Festival do Rio 2018: Cinema pernambucano reafirma posição de prestígio com 'Azougue Nazaré'


RIO – O cinema pernambucano reafirmou sua posição de prestígio no audiovisual brasileiro com “Azougue Nazaré”, que encerrou a competição da Première Brasil do 20º Festival do Rio, nesta quinta-feira. Possivelmente a ficção mais aplaudida da mostra, este é o longa de estreia de Tiago Melo, que havia trabalhado na produção de “Aquarius” (2016), de Kleber Mendonça Filho, e “Boi neon” (2015), de Gabriel Mascaro.

A vigorosa narrativa, difícil de ser definida, passeia por elementos de terror, comédia e musical — gêneros que sustentam uma trama sobre intolerância (e liberdade) religiosa. “Azougue Nazaré” não é um filme convencional, mas, ao mesmo tempo, é fácil de ser digerido. Exibido na mostra paralela Bright Future, em Roterdã, poderia respeitosamente estar na mostra principal do festival holandês, afirmou a revista “Hollywood Reporter”. Links Festival do Rio

A trama é dividida, principalmente, em dois núcleos: o do maracatu e o evangélico.

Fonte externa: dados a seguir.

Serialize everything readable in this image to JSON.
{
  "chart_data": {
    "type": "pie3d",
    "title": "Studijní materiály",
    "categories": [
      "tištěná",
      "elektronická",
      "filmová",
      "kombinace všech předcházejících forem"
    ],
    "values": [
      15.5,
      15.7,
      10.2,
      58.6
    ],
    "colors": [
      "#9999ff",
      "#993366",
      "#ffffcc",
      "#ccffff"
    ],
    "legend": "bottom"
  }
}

No primeiro habita Catita (Valmir do Côco), um homem dotado de um vozeirão capaz de proclamar versos improvisados nas rodas musicais. Ele é grande, mas submisso à mulher Darlene (Joana Gatis), que sofre com a ausência constante do marido. Ela condena o maracatu, uma “obra do diabo”, porque acredita no discurso do pastor (interpretado por Mestre Barachinha).

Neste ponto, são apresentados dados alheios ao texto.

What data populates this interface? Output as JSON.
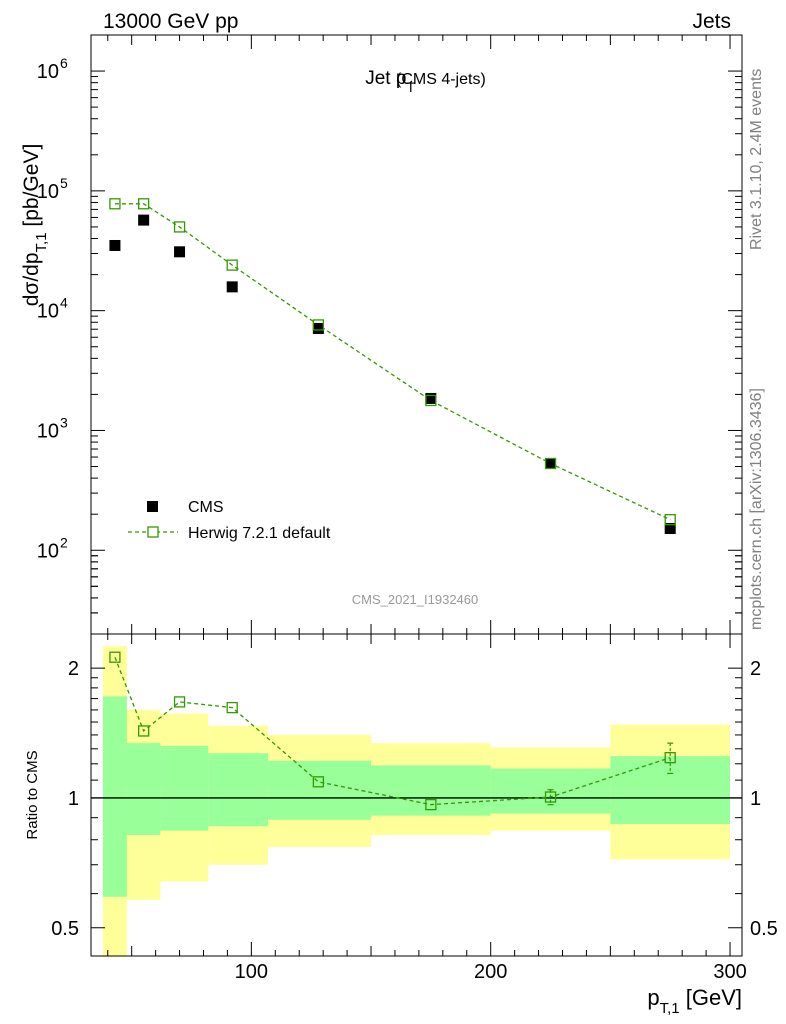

Para o pastor, os dois grupos não podem coexistir. “É verdade que você não gosta de Jesus?”, pergunta o pastor para Catita numa cena. “Não tenho nada contra ele”, responde o homem, incerto.

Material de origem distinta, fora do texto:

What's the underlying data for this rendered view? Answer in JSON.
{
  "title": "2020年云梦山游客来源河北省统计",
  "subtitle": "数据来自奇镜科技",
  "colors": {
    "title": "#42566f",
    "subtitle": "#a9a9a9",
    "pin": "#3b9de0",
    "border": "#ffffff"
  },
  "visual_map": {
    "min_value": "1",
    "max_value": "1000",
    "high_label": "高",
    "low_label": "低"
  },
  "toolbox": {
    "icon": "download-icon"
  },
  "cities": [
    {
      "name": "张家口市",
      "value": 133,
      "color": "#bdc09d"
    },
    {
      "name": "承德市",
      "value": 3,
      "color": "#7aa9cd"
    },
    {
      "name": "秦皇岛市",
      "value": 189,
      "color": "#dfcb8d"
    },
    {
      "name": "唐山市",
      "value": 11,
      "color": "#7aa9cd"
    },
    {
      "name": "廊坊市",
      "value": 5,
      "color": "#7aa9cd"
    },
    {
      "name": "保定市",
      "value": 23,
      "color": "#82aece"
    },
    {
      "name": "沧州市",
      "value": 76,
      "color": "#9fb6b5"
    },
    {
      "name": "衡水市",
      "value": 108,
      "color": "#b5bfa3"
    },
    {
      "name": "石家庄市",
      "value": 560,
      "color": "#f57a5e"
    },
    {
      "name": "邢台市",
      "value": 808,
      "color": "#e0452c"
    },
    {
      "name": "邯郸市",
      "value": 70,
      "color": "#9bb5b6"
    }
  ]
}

Ator não profissional, Valmir do Côco atribui espontaneidade cômica aos diálogos, ao mesmo tempo em que carrega fragilidade na postura e no olhar. No fim do filme, ele despeja um monólogo que, de tão catártico, beira a brutalidade.

Um terceiro núcleo, secundário, é responsável pelas sequências mais surrealistas e misteriosas. Este é frequentado por caboclos que rondam canaviais e que podem estar por trás do sumiço de habitantes locais. Eles surgem (e somem) por correntes elétricas.Movimentando-se com rapidez alucinante, capturam transeuntes desprevenidos. A mídia acredita que no comando desse ritual está um pai de santo, morador de uma casa isolada. Como consequência, cria-se na cidade uma atmosfera de paranoia que rapidamente descamba em perseguição religiosa. Tiago Melo trata a aparição dessas figuras com a gravidade do horror, filmando-os como vultos em pesadelos dos moradores.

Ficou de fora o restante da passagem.